If $f$ is a homeomorphism then any periodic point have period less or equal 2

Question

How can one prove the following statement?

Let $f:[0,1]\to [0,1]$ be a homeomorphism. If $x\in\operatorname{Per}(f)$ then the period of $x$ can't be greater than $2$, i.e, $f(x)=x$ or $f^2(x)=x$.

Answer 1

$f$ must be strictly monotonic, otherwise it cannot be bijective and continuous.

If $f$ is a homeomorphism, then so is $f^n$.

If $f$ is strictly increasing, then any periodic point must have period 1. If not, and $x$ is a fixed point of $f^n$ (but not $f^{n-1}$), then either $x< f(x) < f^2(x) < \cdots < f^n(x) = x$, or $x> f(x) > f^2(x) > \cdots > f^n(x) = x$ which gives a contradiction.

So, we can assume that $f$ is strictly decreasing.

Then $f^{2n}$ is strictly increasing and $f^{2n+1}$ is strictly decreasing.

The intermediate value theorem shows that $f$ has a fixed point and since $f$ is strictly decreasing, this fixed point is unique.
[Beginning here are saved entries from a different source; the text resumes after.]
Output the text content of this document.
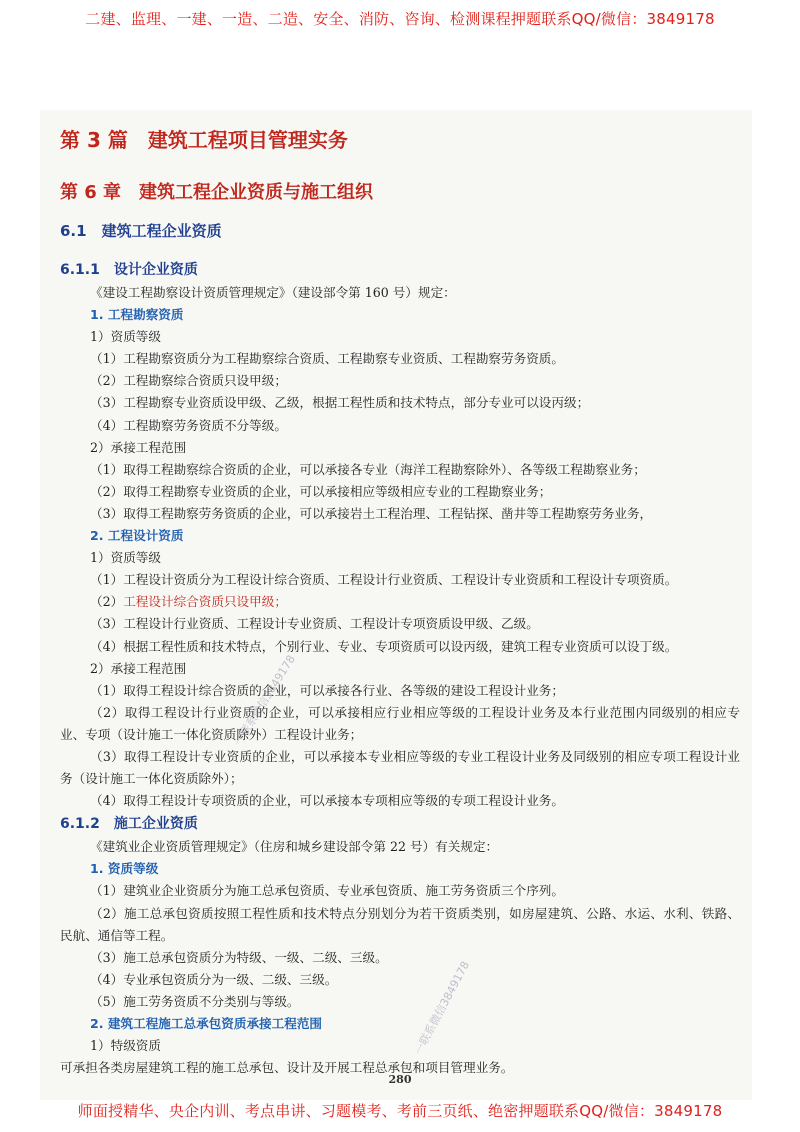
二建、监理、一建、一造、二造、安全、消防、咨询、检测课程押题联系QQ/微信：3849178
第 3 篇　建筑工程项目管理实务
第 6 章　建筑工程企业资质与施工组织
6.1　建筑工程企业资质

6.1.1　设计企业资质

《建设工程勘察设计资质管理规定》（建设部令第 160 号）规定：

1. 工程勘察资质

1）资质等级

（1）工程勘察资质分为工程勘察综合资质、工程勘察专业资质、工程勘察劳务资质。

（2）工程勘察综合资质只设甲级；

（3）工程勘察专业资质设甲级、乙级，根据工程性质和技术特点，部分专业可以设丙级；

（4）工程勘察劳务资质不分等级。

2）承接工程范围

（1）取得工程勘察综合资质的企业，可以承接各专业（海洋工程勘察除外）、各等级工程勘察业务；

（2）取得工程勘察专业资质的企业，可以承接相应等级相应专业的工程勘察业务；

（3）取得工程勘察劳务资质的企业，可以承接岩土工程治理、工程钻探、凿井等工程勘察劳务业务，

2. 工程设计资质

1）资质等级

（1）工程设计资质分为工程设计综合资质、工程设计行业资质、工程设计专业资质和工程设计专项资质。

（2）工程设计综合资质只设甲级；

（3）工程设计行业资质、工程设计专业资质、工程设计专项资质设甲级、乙级。

（4）根据工程性质和技术特点，个别行业、专业、专项资质可以设丙级，建筑工程专业资质可以设丁级。

2）承接工程范围

（1）取得工程设计综合资质的企业，可以承接各行业、各等级的建设工程设计业务；

（2）取得工程设计行业资质的企业，可以承接相应行业相应等级的工程设计业务及本行业范围内同级别的相应专业、专项（设计施工一体化资质除外）工程设计业务；

（3）取得工程设计专业资质的企业，可以承接本专业相应等级的专业工程设计业务及同级别的相应专项工程设计业务（设计施工一体化资质除外）；

（4）取得工程设计专项资质的企业，可以承接本专项相应等级的专项工程设计业务。

6.1.2　施工企业资质

《建筑业企业资质管理规定》（住房和城乡建设部令第 22 号）有关规定：

1. 资质等级

（1）建筑业企业资质分为施工总承包资质、专业承包资质、施工劳务资质三个序列。

（2）施工总承包资质按照工程性质和技术特点分别划分为若干资质类别，如房屋建筑、公路、水运、水利、铁路、民航、通信等工程。

（3）施工总承包资质分为特级、一级、二级、三级。

（4）专业承包资质分为一级、二级、三级。

（5）施工劳务资质不分类别与等级。

2. 建筑工程施工总承包资质承接工程范围

1）特级资质

可承担各类房屋建筑工程的施工总承包、设计及开展工程总承包和项目管理业务。

280
一联系微信3849178
一联系微信3849178
师面授精华、央企内训、考点串讲、习题模考、考前三页纸、绝密押题联系QQ/微信：3849178
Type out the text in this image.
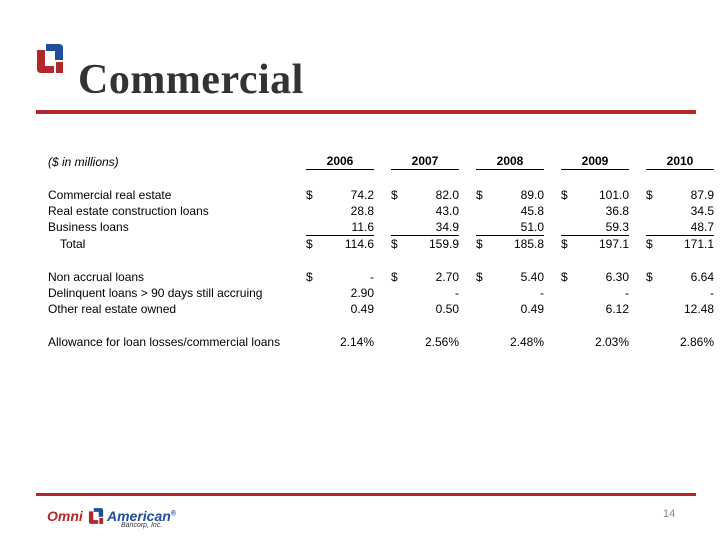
Commercial
($ in millions)	2006			2007			2008			2009			2010	

Commercial real estate	$	74.2		$	82.0		$	89.0		$	101.0		$	87.9
Real estate construction loans		28.8			43.0			45.8			36.8			34.5
Business loans		11.6			34.9			51.0			59.3			48.7
Total	$	114.6		$	159.9		$	185.8		$	197.1		$	171.1

Non accrual loans	$	-		$	2.70		$	5.40		$	6.30		$	6.64
Delinquent loans > 90 days still accruing		2.90			-			-			-			-
Other real estate owned		0.49			0.50			0.49			6.12			12.48

Allowance for loan losses/commercial loans		2.14%			2.56%			2.48%			2.03%			2.86%
Omni American®
Bancorp, Inc.
14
Since this fixed point is also a fixed point of $f^{2n+1}$, the fact that $f^{2n+1}$ is strictly decreasing shows that the unique fixed point of $f^{2n+1}$ is the same as the fixed point of $f$, and in particular must have period 1.

Since $f^2$ is strictly increasing, the periodic points of $f^2$ must have period 1. This shows that any fixed point of $f^{2n}$ must also be a fixed point of $f^2$.

Hence we have $\operatorname{Per}(f) = \{ x | f(x) =x \} \cup \{ x | f^2(x) = x \}$.